Another high-flyer is UBS UK Equity Income (B4W5895), the quarterly dividend paying portfolio managed by Steven Magill, head of the European value team at UBS Asset Management.

Mainly preoccupied with opportunities among the large caps, the fund has returned an impressive 49.4% during the value rally, benefiting from share price surges from top ten holdings including Barclays (BARC), BP (BP.) and Glencore (GLEN).


Among the top performing investment trusts with a value investing style is Aberforth Smaller Companies (ASL), with a total return of 78.1% over our designated period.

Invested in companies ranging from supermarket salads-to-pizzas supplier Bakkavor (BAKK) to recruiter Robert Walters (RWA) and logistics firm Wincanton (WIN), Aberforth’s managers are value investors who buy shares in companies they calculate to be selling below their intrinsic value.

This is determined through detailed financial and industrial analysis, combined with ‘a valuation approach that focuses on both stock market and corporate worth’.

Other noteworthy performers with an emphasis on value include Chelverton UK Dividend Trust (SDV), up 101.4%, as well as Fidelity Special Values (FSV), managed by Alex Wright and the aforementioned Jonathan Winton with a contrarian style which has returned 67.7% during the value rotation.

Also enjoying a revival is Temple Bar (TMPL), managed by RWC Partners’ Ian Lance and Nick Purves (see above), which has delivered a robust 65.2% return during the rotation into value.

Indications of rising inflation have provided a tailwind for reopening names held in Chelverton UK Dividend’s portfolio, among them Restaurant Group (RTN), Revolution Bars (RBG:AIM)
and Saga (SAGA).


Two trusts that have delivered positive returns over the period in review, yet have lagged value peers, are Lowland (LWI) and The Scottish Investment Trust (SCIN). The relative underperformance more glaring in the latter’s case.

Trading on a 5.5% discount to net asset value (NAV), research house Edison says Lowland, managed by James Henderson and Laura Foll, offers ‘a differentiated approach from peers given its value-biased style, long stock list, high weighting in smaller companies, and willingness to hold some of the portfolio in non-yielders with significant growth potential’.

And with the world reopening from lockdowns, ‘the more cyclical and small-cap names favoured by Lowland Investment Trust’s managers have begun to outperform’.

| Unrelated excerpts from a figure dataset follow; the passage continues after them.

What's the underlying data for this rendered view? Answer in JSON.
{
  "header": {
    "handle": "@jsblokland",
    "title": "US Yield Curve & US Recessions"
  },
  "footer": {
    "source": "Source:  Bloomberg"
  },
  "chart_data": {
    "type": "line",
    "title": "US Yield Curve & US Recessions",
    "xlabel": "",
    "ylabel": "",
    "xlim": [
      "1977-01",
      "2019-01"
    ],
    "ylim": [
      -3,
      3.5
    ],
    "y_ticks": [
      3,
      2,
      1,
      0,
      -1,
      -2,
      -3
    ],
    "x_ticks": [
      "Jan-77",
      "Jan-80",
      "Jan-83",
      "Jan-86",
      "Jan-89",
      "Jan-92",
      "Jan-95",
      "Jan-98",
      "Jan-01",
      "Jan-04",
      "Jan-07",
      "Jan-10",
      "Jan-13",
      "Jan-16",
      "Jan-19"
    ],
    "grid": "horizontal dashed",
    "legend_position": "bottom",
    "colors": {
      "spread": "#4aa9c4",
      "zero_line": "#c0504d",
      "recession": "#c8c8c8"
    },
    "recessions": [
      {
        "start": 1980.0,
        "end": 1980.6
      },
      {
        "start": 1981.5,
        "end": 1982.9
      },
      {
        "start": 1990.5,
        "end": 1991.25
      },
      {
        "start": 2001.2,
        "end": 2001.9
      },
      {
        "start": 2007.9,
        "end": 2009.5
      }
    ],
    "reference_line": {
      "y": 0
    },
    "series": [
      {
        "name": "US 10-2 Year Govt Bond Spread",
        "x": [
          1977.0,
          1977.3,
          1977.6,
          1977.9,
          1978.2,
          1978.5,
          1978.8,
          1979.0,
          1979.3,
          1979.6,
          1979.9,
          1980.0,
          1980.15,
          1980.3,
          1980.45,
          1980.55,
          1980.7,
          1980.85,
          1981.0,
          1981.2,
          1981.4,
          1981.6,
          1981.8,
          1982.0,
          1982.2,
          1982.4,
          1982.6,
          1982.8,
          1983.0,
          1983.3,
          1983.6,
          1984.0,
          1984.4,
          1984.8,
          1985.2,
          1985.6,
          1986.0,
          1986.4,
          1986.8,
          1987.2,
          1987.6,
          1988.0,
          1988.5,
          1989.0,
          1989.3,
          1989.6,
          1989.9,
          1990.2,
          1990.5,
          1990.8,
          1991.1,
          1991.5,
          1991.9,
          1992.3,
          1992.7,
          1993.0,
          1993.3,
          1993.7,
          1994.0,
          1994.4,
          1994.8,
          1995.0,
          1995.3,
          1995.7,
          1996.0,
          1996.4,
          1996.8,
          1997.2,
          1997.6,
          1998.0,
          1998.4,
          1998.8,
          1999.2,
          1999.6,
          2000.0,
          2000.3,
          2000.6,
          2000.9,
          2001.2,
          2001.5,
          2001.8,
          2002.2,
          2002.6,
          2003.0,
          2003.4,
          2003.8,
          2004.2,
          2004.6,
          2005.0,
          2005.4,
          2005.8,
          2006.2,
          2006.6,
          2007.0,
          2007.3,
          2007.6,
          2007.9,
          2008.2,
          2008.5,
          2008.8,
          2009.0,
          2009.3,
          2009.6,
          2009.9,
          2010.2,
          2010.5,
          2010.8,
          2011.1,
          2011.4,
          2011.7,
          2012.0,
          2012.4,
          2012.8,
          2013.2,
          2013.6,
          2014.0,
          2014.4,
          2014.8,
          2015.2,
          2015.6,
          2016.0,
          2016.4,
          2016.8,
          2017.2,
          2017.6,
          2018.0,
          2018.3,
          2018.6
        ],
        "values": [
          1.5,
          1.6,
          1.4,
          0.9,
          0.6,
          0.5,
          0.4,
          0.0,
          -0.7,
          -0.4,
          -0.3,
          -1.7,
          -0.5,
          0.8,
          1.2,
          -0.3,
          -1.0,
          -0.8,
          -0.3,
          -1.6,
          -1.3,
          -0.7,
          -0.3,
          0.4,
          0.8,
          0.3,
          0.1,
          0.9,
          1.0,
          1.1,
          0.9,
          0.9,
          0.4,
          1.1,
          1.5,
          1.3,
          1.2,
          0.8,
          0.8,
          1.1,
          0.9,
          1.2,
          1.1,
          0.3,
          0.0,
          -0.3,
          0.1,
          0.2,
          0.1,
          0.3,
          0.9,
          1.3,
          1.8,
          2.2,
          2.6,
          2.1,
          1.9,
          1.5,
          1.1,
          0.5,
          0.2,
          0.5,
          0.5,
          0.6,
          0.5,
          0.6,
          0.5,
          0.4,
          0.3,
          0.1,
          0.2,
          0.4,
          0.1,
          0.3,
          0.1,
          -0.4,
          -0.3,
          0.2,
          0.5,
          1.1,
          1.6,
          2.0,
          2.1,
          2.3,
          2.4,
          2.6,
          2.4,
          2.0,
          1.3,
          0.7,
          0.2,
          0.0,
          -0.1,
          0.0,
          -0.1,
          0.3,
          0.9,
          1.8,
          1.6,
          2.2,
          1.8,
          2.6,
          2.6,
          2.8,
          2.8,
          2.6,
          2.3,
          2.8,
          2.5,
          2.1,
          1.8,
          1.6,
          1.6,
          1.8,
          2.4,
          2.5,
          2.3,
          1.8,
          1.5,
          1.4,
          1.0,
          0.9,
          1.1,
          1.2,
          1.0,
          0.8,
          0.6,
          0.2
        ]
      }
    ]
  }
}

Sitting at an 8.9% discount to net asset value (NAV), The Scottish Investment Trust is a global fund managed by contrarian investor Alasdair McKinnon.

McKinnon seeks undervalued, unfashionable companies that are ripe for improvement and recently revamped the portfolio to take advantage of the many opportunities among unloved areas of the market he believes will benefit from a multi-year economic rebound.

Current holdings including the likes of BT (BT.A), energy giant BP, US bank Wells Fargo, home improvement retailer Kingfisher (KGF) and restaurants operator Cheesecake Factory.